The Fordham College Rose Hill (FCRH) Class of 2009 bid adieu to Fordham at an Encaenia ceremony that was the last for the college’s dean, Brennan O’Donnell, Ph.D.
The annual event, which was held on May 14 in the Rose Hill Gymnasium, drew students, friends and family to celebrate membership in honor societies such as Phi Beta Kappa; winning Fulbright fellowships and other prestigious awards; and a host of additional achievements.
O’Donnell, who will begin his duties as president of Manhattan College in July, noted that there was a certain symmetry to this Encaenia, as this was the first class he recruited when he became FCRH dean in 2004. Addressing the soon-to-be graduates, he told them that their liberal arts educations would help them look beyond troubled times.
“I hope that such a long view makes you more than usually suspicious of the claims of the information-entertainment industry, when it uses terms like unprecedented, or tells you things are skyrocketing, or nose diving, soaring, or crashing, imploding or exploding, or that they’re tottering or teetering on the brink,” he said.

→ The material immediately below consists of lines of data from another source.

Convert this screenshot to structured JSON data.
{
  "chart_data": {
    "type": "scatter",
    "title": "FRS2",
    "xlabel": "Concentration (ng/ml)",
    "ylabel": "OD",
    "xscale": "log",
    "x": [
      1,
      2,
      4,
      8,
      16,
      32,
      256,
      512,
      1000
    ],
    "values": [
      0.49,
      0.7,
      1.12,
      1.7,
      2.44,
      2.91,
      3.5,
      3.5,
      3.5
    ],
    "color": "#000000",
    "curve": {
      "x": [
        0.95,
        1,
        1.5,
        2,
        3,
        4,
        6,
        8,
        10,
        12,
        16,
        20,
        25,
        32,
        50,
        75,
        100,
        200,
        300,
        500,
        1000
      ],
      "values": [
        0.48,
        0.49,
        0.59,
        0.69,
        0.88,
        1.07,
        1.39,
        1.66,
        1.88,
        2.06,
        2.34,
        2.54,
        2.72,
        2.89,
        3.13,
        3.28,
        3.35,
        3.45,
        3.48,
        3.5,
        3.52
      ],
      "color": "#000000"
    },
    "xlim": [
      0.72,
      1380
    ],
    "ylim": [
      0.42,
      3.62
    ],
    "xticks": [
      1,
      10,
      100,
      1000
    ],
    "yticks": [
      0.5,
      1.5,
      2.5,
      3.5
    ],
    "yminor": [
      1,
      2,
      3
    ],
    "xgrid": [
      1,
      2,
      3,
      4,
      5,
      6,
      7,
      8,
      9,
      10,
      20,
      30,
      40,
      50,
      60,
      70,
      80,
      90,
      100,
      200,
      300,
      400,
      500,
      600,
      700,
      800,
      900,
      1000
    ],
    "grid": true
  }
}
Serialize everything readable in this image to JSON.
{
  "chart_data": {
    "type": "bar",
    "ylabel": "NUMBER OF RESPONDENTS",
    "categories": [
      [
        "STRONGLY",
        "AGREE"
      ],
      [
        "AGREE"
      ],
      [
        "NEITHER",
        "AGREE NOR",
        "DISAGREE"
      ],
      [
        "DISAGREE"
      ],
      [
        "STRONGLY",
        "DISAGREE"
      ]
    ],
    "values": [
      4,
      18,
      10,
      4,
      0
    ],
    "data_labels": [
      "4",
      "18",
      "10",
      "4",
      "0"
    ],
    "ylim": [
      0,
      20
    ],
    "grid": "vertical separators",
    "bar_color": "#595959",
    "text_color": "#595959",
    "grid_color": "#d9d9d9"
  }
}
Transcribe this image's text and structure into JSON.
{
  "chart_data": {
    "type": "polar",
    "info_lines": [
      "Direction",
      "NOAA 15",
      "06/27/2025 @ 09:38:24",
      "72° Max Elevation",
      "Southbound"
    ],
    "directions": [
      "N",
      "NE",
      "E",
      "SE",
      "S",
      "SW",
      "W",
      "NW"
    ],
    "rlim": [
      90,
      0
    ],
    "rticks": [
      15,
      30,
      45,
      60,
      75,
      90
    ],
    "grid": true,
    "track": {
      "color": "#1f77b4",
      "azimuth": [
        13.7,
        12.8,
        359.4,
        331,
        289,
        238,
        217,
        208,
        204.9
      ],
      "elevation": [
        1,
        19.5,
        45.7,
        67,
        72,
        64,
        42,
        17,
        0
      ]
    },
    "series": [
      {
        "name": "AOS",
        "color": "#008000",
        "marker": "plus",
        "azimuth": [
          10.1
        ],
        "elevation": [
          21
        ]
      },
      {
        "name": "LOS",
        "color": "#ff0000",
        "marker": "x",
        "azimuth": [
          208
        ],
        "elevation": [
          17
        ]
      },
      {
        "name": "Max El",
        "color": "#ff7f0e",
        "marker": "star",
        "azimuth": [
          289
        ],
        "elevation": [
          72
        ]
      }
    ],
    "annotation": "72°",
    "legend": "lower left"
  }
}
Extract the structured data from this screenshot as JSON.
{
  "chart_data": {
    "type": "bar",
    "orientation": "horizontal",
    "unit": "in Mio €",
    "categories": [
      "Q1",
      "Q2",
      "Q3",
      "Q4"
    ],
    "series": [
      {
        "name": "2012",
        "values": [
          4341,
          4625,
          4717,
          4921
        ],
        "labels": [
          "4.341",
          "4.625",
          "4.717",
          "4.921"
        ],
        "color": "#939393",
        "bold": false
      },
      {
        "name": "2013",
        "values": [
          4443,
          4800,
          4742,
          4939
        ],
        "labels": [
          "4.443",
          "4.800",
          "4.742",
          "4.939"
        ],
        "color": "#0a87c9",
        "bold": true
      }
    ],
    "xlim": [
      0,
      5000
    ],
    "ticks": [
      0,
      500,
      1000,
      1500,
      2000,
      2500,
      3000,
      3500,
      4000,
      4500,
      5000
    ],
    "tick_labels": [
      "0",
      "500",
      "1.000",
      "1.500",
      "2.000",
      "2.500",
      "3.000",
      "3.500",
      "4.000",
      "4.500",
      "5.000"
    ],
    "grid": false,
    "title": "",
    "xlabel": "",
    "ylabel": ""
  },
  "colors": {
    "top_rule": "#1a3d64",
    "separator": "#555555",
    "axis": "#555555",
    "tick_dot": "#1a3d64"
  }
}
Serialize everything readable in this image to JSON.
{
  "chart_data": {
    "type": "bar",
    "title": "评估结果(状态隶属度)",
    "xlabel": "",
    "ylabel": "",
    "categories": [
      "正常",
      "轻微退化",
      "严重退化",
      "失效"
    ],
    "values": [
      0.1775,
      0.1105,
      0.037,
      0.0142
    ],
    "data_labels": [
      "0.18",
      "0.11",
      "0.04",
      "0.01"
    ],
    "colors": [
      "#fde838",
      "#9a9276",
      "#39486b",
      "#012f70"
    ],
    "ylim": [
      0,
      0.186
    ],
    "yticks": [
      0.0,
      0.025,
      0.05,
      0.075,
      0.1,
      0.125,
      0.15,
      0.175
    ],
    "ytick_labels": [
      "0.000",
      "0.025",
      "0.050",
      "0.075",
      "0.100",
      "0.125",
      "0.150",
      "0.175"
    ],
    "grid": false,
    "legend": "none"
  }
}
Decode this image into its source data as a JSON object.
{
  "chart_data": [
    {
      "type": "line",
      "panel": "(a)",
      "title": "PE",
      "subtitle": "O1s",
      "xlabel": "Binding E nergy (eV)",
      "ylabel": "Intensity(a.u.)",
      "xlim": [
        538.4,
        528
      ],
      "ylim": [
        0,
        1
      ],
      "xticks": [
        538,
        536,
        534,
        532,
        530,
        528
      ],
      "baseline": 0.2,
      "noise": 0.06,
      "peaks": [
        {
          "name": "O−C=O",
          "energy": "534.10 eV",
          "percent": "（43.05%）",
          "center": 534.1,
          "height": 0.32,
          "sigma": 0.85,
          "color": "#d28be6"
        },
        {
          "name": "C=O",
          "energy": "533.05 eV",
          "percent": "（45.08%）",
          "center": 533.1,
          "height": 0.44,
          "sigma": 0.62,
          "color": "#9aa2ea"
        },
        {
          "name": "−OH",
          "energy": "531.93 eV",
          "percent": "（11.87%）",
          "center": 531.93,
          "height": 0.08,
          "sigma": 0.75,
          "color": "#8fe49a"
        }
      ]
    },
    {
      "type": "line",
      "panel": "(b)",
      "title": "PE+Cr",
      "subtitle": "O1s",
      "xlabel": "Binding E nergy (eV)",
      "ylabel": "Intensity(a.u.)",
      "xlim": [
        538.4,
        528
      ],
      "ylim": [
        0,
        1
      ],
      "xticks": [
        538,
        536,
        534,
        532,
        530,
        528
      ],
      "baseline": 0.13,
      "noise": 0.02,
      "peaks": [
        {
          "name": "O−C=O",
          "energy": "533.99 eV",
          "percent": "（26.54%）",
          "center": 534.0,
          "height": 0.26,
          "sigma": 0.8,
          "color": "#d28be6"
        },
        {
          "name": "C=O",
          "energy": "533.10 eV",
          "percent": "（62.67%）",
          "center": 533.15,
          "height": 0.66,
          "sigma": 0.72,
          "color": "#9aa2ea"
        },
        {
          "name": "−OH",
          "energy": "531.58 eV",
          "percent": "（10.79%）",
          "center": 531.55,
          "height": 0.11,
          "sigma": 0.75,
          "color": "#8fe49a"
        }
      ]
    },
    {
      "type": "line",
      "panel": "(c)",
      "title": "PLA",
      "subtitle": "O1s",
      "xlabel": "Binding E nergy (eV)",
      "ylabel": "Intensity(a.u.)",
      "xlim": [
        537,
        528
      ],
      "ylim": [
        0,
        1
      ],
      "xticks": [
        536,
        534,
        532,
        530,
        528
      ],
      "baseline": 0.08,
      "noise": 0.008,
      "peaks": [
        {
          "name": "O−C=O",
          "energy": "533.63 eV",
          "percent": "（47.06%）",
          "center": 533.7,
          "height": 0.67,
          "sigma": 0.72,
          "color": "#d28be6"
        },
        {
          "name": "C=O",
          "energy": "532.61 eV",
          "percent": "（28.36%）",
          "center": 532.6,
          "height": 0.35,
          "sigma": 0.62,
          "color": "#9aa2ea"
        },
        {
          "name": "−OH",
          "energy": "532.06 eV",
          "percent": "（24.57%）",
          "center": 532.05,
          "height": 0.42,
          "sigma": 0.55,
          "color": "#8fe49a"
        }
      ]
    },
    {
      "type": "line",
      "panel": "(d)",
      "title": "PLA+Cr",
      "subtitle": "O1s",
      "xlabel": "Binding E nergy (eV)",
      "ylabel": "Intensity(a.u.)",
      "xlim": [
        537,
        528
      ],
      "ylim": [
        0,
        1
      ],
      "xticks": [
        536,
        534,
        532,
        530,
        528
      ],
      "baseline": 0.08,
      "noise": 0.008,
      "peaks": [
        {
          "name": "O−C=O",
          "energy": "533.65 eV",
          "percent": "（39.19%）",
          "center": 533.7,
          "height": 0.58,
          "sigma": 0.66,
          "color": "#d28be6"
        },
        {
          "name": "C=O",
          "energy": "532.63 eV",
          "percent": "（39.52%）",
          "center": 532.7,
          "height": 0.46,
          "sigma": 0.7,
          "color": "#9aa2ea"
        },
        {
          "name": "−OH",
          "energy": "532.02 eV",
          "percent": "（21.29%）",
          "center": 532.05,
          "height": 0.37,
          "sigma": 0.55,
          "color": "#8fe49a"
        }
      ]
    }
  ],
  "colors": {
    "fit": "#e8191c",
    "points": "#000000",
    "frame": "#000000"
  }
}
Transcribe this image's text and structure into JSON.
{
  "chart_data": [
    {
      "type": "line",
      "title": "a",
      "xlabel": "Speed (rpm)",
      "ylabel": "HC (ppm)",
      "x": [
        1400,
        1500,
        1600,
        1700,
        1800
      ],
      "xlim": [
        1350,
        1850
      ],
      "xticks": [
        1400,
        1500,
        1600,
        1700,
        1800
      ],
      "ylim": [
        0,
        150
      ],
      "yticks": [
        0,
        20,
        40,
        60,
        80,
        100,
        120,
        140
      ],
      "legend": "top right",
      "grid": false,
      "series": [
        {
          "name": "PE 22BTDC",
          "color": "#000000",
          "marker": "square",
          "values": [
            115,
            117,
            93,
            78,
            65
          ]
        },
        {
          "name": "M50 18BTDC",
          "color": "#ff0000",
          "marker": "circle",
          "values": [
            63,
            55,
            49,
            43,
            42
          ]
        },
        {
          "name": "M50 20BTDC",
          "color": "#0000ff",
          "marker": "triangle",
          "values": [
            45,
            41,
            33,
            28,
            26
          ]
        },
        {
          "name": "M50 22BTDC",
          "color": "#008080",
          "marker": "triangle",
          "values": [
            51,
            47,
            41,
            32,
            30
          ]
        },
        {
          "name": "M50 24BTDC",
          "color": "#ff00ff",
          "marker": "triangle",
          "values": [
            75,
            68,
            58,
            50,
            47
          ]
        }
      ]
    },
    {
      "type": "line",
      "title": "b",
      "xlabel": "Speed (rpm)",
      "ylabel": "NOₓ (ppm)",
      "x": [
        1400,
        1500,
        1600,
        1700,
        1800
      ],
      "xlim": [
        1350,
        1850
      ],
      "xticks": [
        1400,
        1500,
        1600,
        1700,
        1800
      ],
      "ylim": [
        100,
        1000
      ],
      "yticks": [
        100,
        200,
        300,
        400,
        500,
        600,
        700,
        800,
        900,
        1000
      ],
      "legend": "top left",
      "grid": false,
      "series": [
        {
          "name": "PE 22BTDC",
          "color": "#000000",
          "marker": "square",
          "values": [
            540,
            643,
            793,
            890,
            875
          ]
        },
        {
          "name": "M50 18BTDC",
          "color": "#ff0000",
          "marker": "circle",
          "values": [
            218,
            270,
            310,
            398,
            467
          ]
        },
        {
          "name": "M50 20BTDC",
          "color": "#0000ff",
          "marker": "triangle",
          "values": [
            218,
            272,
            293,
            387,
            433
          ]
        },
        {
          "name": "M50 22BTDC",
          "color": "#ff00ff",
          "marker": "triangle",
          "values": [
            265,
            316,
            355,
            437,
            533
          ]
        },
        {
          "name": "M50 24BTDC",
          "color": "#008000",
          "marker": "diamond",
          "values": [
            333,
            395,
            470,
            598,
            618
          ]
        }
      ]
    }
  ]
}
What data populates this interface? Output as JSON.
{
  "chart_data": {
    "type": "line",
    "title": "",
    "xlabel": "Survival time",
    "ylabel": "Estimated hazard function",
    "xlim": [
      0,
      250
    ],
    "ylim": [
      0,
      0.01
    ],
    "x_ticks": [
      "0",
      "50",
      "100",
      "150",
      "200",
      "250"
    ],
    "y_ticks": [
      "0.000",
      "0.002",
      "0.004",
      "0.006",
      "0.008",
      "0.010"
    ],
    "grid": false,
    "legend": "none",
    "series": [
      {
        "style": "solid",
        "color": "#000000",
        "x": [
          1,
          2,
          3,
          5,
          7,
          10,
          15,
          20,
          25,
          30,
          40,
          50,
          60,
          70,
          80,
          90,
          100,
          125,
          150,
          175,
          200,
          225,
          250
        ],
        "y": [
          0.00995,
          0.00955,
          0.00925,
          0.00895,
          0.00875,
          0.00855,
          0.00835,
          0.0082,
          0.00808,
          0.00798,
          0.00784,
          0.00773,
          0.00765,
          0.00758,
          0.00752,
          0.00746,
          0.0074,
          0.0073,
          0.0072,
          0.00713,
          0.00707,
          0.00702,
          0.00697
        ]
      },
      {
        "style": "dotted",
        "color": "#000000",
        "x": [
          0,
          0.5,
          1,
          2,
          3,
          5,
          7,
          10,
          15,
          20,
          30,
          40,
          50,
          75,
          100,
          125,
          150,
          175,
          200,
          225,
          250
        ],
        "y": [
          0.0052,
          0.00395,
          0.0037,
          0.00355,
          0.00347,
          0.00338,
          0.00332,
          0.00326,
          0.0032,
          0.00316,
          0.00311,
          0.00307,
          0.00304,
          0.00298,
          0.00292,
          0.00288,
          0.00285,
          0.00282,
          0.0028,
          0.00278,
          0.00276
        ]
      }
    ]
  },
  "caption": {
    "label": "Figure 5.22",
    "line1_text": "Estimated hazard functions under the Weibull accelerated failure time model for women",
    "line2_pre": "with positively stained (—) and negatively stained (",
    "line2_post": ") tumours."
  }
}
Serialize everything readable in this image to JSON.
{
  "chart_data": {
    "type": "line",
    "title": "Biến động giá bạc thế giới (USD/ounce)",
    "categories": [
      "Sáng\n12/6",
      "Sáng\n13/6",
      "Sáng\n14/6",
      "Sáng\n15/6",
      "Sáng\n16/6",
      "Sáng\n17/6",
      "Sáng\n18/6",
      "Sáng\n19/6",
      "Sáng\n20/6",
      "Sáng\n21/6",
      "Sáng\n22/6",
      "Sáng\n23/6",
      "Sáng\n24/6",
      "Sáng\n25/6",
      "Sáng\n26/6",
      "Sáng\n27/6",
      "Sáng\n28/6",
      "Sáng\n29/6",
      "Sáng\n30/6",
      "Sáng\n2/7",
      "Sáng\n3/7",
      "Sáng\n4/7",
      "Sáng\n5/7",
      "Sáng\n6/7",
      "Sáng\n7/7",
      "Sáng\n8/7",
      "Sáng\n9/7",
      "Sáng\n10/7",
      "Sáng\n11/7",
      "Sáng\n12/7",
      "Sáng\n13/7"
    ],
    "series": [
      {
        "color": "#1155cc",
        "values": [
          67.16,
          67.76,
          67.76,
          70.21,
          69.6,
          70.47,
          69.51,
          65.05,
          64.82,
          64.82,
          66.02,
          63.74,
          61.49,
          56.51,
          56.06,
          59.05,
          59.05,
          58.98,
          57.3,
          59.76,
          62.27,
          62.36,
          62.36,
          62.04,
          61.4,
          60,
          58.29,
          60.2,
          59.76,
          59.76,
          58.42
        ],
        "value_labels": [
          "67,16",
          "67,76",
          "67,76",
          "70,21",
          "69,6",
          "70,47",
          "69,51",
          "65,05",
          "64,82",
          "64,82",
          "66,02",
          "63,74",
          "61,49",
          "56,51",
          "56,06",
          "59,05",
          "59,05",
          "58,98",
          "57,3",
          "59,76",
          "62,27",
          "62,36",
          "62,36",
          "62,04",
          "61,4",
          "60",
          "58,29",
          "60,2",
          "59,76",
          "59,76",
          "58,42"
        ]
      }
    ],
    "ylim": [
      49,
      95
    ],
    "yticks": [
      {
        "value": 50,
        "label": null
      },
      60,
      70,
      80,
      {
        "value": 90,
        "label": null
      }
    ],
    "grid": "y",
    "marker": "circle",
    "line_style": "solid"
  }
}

“All this is very exciting, no doubt, but words like skyrocketing or nose diving—applied to economy, for example—are what George Orwell called ‘dying metaphors,’” O’Donnell explained.
“These are words that once expressed a fresh and accurate view of reality by making apt comparison, but have now become placeholders for thoughtless speakers who are imitating other thoughtless speakers who have forgotten that they’re even using metaphors.”
He also thanked colleagues at Fordham, and in particular, Veronica Boland, assistant to the dean of Fordham College at Rose Hill. Boland is leaving after 30 years to become executive assistant to the president of Manhattan College.
“While as the president-elect of Manhattan College I could not be more delighted, as the current dean of the college, and Veronica’s seventh dean, I know exactly how sad a day it will be for her colleagues when the day of her departure comes,” he said.
“In presenting her earlier this year with the Sursum Corda award—the highest award that the University gives to its employees—I said of Veronica: Her uncompromising insistence on doing things right is matched only by the good-humored graciousness that marks everything that she does. She has exquisite tact, which means that she almost never has to correct the dean . . .directly.”
The Claver Award, which is named for St. Peter Claver, an 18th-century Spanish Jesuit, was presented to Stephanie Crane. Fordham’s Jesuit community gives it annually to the Rose Hill senior who most exemplifies the University’s dedication to community service.
Michelle Costantino received the Fordham College Alumni Award, which is a chair presented to the student who best shows the Fordham spirit of excellence in academic, service and extracurricular activities.
In her valedictory address, Christine Schwall, told her fellow classmates that the U2 concert that occurred this past March on Edwards Parade was an example of the togetherness that made her time at Fordham memorable, and even helped her cope with her father’s death during her sophomore year.
“A line from one of their songs, “But I still haven’t found what I’m looking for,” seems to be describing what we might be feeling tonight, or how our job search is going. The lines, “Here’s what we got to be: love and community,” may be voicing something we all finally appreciate,” she said.
Having been nurtured in the Fordham community, Schwall extorted her classmates to give back to the world community.
“As Mark Twain once said, ‘Don’t go around saying the world owes you a living. The world owes you nothing. It was here first.’ Class of 2009, as I leave you this evening, consider the following: as a result of the education we have received from Fordham, what do we owe the world?”